Les trahisons du programme du NFP par l’aile droite de l’alliance n’ont pas non plus attendu que celle-ci rentre au gouvernement. Le président du PS français, Olivier Faure, a laissé entendre être prêt à remettre en question ce programme.[5]

De plus, pour être capable de gouverner sans majorité absolue, le NFP aurait dépendu du soutien de la majorité présidentielle. Cette majorité, à qui le NFP a permis de réaliser son score électoral par le retrait de candidat·es, est clairement hostile à toute collaboration avec une gauche combative. Le ministre de l’intérieur Gérald Darmanin a ainsi invité le PS a se désolidariser du NFP pour gouverner en coalition avec le parti présidentiel.[6]

La bourgeoisie ne défend la démocratie qu’aussi longtemps que ses institutions lui garantissent le contrôle du pouvoir. Le glissement vers le fascisme des forces de la droite « républicaine » est tout à fait apparent. Un de ces exemples récent en France est le fractionnement des Républicains autour du ralliement d’Eric Ciotti au FN.

En tant que révolutionnaires, nous devons tirer des leçons de la situation française. La compromission avec les politiques bourgeois·es, même celles et ceux se prétendant de gauche, ne conduit qu’à l’immobilisme et, à terme, à la péjoration des conditions de vie de la classe ouvrière et à la montée du fascisme.

Mais la réalité française peut aussi nous donner de l’espoir. Le NFP a su construire une large mobilisation grâce à un programme « de rupture » et à une large collaboration d’actrice·teurs de gauche (syndicats, monde associatif, milieux féministes, climatiques et LGBTI+, etc.), y compris dans des couches de la classe ouvrière historiquement peu engagées politiquement. La confiance de la classe ouvrière est trop précieuse pour être trahie.
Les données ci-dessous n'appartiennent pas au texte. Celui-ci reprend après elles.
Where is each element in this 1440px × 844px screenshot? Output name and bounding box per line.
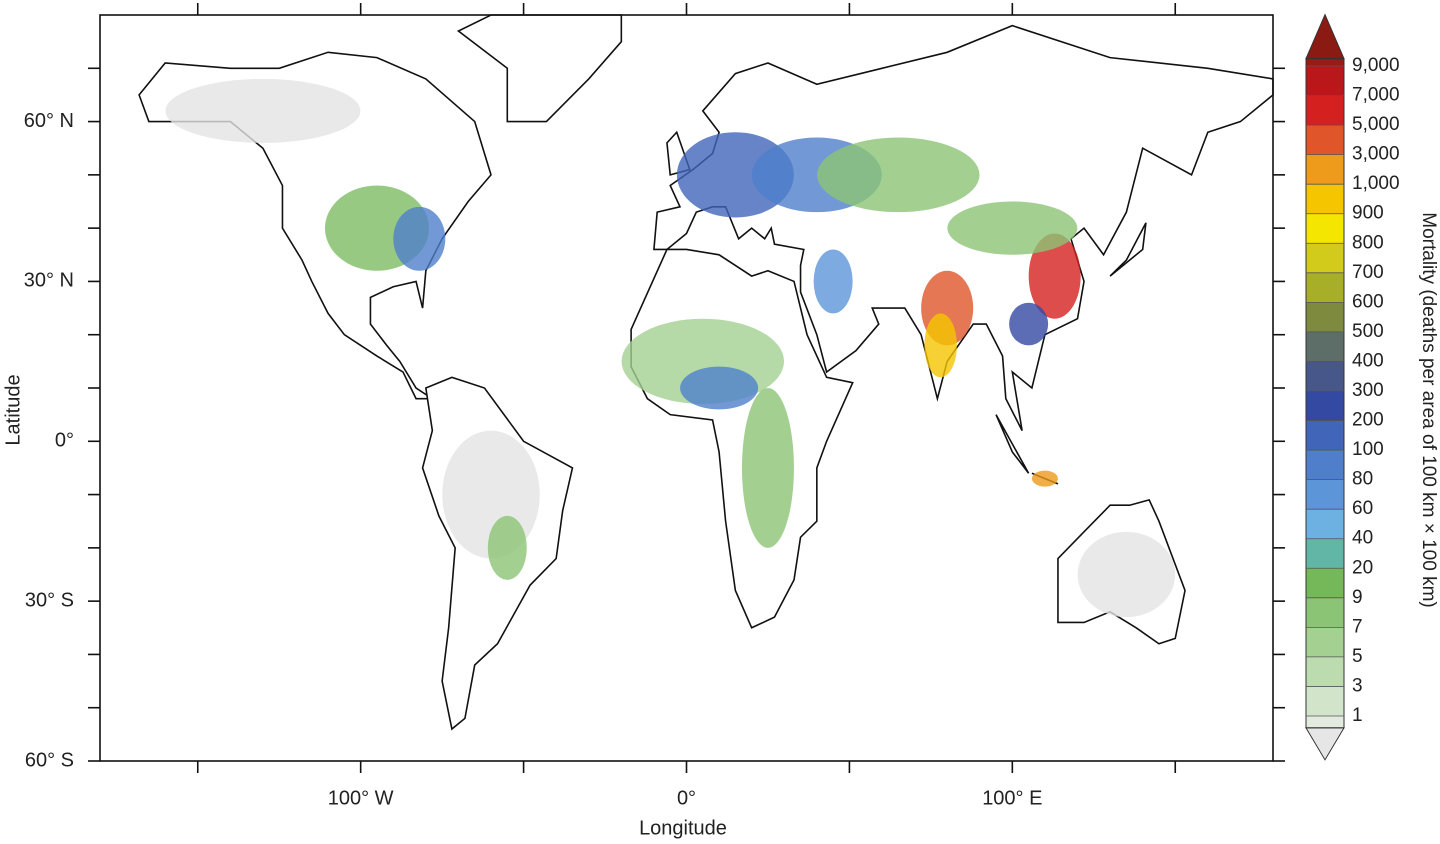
y-tick-label: 0° [55,430,74,452]
coastline [456,14,623,123]
colorbar-tick-label: 900 [1352,203,1384,224]
colorbar-tick-label: 7,000 [1352,85,1400,106]
shading [817,137,980,213]
shading [680,366,759,410]
colorbar-tick-label: 700 [1352,262,1384,283]
colorbar-under [1305,727,1345,761]
coastline [138,51,492,400]
colorbar-tick-label: 300 [1352,380,1384,401]
colorbar-tick-label: 40 [1352,528,1373,549]
shading [947,201,1078,255]
colorbar-tick-label: 7 [1352,616,1363,637]
shading [741,387,794,548]
colorbar-band [1306,243,1344,273]
map-layer [138,14,1274,731]
colorbar-band [1306,272,1344,303]
colorbar-tick-label: 9 [1352,587,1363,608]
colorbar-tick-label: 3 [1352,675,1363,696]
colorbar-band [1306,66,1344,96]
colorbar-band [1306,391,1344,421]
coastline [1109,222,1147,277]
y-tick-label: 60° S [25,749,74,771]
x-tick-label: 100° W [328,787,394,809]
shading [924,313,957,378]
colorbar-tick-label: 60 [1352,498,1373,519]
shading [393,206,446,271]
colorbar-tick-label: 200 [1352,410,1384,431]
colorbar-band [1306,420,1344,451]
x-axis-title: Longitude [639,817,727,839]
colorbar-tick-label: 1,000 [1352,173,1400,194]
colorbar-tick-label: 1 [1352,705,1363,726]
colorbar-tick-label: 20 [1352,557,1373,578]
colorbar-band [1306,656,1344,687]
colorbar-band [1306,361,1344,391]
colorbar-band [1306,95,1344,126]
colorbar-band [1306,58,1344,66]
x-tick-label: 0° [677,787,696,809]
colorbar-tick-label: 3,000 [1352,144,1400,165]
y-tick-label: 60° N [24,110,74,132]
colorbar-band [1306,184,1344,214]
colorbar-tick-label: 80 [1352,469,1373,490]
colorbar-band [1306,479,1344,510]
shading [487,515,527,580]
shading [1077,531,1176,618]
colorbar-title: Mortality (deaths per area of 100 km × 1… [1418,212,1439,607]
colorbar-over [1305,13,1345,60]
y-tick-label: 30° S [25,589,74,611]
colorbar-tick-label: 600 [1352,291,1384,312]
y-axis-title: Latitude [2,374,24,445]
colorbar-tick-label: 5 [1352,646,1363,667]
colorbar-band [1306,154,1344,185]
colorbar-band [1306,213,1344,244]
shading [1028,233,1081,319]
shading [1031,470,1058,487]
colorbar-band [1306,125,1344,155]
colorbar-frame [1305,58,1345,729]
shading [813,249,853,314]
shading [1009,302,1049,346]
colorbar-band [1306,509,1344,539]
colorbar-tick-label: 100 [1352,439,1384,460]
colorbar-tick-label: 5,000 [1352,114,1400,135]
colorbar-band [1306,302,1344,332]
y-tick-label: 30° N [24,270,74,292]
colorbar-tick-label: 9,000 [1352,55,1400,76]
colorbar-band [1306,627,1344,657]
colorbar-tick-label: 400 [1352,350,1384,371]
colorbar-band [1306,716,1344,728]
shading [165,78,361,143]
colorbar-band [1306,597,1344,628]
colorbar-tick-label: 800 [1352,232,1384,253]
coastline [995,414,1030,474]
colorbar-band [1306,568,1344,598]
colorbar-band [1306,450,1344,480]
colorbar-tick-label: 500 [1352,321,1384,342]
colorbar-band [1306,538,1344,569]
colorbar-band [1306,686,1344,716]
x-tick-label: 100° E [982,787,1042,809]
colorbar-band [1306,331,1344,362]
Il reste maintenant à exploiter cette force de mobilisation, car le socialisme ne s’obtiendra pas avec les outils de la bourgeoisie.

C’est pourquoi nous nous engageons :

  • Pour la fin des alliances « républicaines » qui ouvrent les portes du pouvoir à des politicien·nes bourgeois·es et à la casse sociale ;
  • Contre toute alliance électoraliste avec des forces ayant gouverné avec une politique antisociale ;
  • Pour l’alliance des forces de gauche autour d’un programme de rupture.

[1]L’article 49 alinéa 3 de la constitution française permet au gouvernement de faire adopter un texte de loi sans majorité au parlement, avec un vote de confiance.

[2]https://www.rts.ch/info/suisse/2024/article/la-gauche-suisse-unie-dans-le-soutien-au-nouveau-front-populaire-francais-28551412.html

[3]https://www.lemonde.fr/les-decodeurs/article/2024/07/02/legislatives-2024-pour-faire-barrage-au-rn-195-candidats-et-candidates-se-sont-deja-desistes-suivez-le-decompte-en-temps-reel_6245837_4355771.html

[4]Par exemple Elisabeth Borne, ancienne première ministre de Macron et responsable de la réforme des retraites.